Bathinda: A month after the police probe into the hacking of the question bank of Central University of Punjab, Bathinda, failed to make headway, district police authorities will register a first information report (FIR) to expand the scope of the cyber investigation.

Deputy superintendent of police (DSP) Aaswant Dhaliwal, the investigating officer, said Switzerland-based Proton Mail has not responded to the police request to share information about the email user identity of the unidentified hacker. He said preliminary police probe has not found any clue to those behind compromising the question paper bank of the university.

“After registering the FIR, Proton Mail service provider will be asked to give the internet protocol (IP) address from where the email by the unidentified hacker was sent to the university authorities, informing them about the hacking. Once a criminal case is registered, we can question suspects and summon cyber data from agencies,” Dhaliwal said.

In view of the Covid-19 outbreak, the university conducted examinations online where only the schedule was released and students had the flexibility to choose dates to take their tests while staying home.

On July 8, the university found that its online examination system had been accessed by hackers.

A hacker sent an email from Proton Mail, an end-to-end encrypted and sophisticated cyber platform, to vice-chancellor RK Kohli and some faculty members, where a link was given. Clicking on it gave access to all questions.

The server was sealed by university authorities for the police probe.

“The university appointed a three-member cyber expert team, including two external members. The team is expected to share the dump of data secured from the central server to check who all accessed the question bank,” the DSP said.
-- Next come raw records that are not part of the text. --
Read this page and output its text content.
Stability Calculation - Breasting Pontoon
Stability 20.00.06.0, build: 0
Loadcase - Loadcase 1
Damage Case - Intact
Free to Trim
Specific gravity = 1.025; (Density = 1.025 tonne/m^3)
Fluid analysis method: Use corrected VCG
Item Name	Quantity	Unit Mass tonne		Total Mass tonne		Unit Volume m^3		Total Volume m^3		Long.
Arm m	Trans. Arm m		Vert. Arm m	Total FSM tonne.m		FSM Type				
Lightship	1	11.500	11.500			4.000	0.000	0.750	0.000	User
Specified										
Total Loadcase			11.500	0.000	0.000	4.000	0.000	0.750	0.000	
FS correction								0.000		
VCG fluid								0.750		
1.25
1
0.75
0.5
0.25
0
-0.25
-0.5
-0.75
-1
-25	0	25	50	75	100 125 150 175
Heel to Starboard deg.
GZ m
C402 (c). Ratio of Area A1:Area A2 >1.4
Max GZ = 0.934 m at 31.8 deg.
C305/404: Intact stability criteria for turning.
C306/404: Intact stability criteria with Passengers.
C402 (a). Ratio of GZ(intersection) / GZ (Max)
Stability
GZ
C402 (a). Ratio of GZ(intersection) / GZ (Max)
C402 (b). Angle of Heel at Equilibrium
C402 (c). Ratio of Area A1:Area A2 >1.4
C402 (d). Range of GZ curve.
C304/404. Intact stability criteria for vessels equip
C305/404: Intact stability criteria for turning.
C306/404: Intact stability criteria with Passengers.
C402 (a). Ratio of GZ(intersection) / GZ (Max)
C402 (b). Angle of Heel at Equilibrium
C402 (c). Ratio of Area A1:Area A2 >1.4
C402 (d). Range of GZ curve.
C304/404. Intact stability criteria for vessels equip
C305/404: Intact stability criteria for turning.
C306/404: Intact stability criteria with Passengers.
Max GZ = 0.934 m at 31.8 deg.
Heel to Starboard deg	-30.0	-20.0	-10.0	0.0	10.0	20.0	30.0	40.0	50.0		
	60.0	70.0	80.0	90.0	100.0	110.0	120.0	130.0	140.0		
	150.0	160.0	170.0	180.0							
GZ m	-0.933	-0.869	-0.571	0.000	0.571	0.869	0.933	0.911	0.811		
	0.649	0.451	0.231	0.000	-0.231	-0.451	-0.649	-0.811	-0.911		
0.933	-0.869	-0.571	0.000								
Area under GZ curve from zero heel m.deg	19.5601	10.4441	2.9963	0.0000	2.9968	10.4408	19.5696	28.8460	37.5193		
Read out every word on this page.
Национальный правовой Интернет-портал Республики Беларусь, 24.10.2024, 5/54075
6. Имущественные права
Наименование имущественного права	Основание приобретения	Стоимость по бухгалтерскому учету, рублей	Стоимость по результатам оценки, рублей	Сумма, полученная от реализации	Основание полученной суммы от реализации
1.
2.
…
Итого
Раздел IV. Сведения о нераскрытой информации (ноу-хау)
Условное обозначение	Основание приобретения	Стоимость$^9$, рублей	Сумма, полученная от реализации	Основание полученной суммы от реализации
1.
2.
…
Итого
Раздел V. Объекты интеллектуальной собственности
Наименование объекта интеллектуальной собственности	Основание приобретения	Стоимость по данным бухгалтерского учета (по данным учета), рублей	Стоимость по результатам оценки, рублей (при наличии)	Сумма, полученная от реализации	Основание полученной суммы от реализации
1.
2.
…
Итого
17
Earlier, Kohli had raised doubts about a group of 10 students from a particular state, who scored exceptionally well in the semester exams conducted on the first three days.

“It was found that these students had average marks in the previous semesters but in this session of online exams, they scored more than 92%, much higher than other students. We have shared these details with the police for cyber scrutiny of the matter,” Kohli said.

Registrar KP Mundra, who is also a complainant in the case, did not respond to phone calls on Saturday.

Meanwhile, university sources said the examination for second year students that restarted from July 24 are going on smoothly.

“After the question bank was hacked, faculty members were asked to set question papers again. Of the 484 second year students, 483 opted to take the online test,” a faculty member said.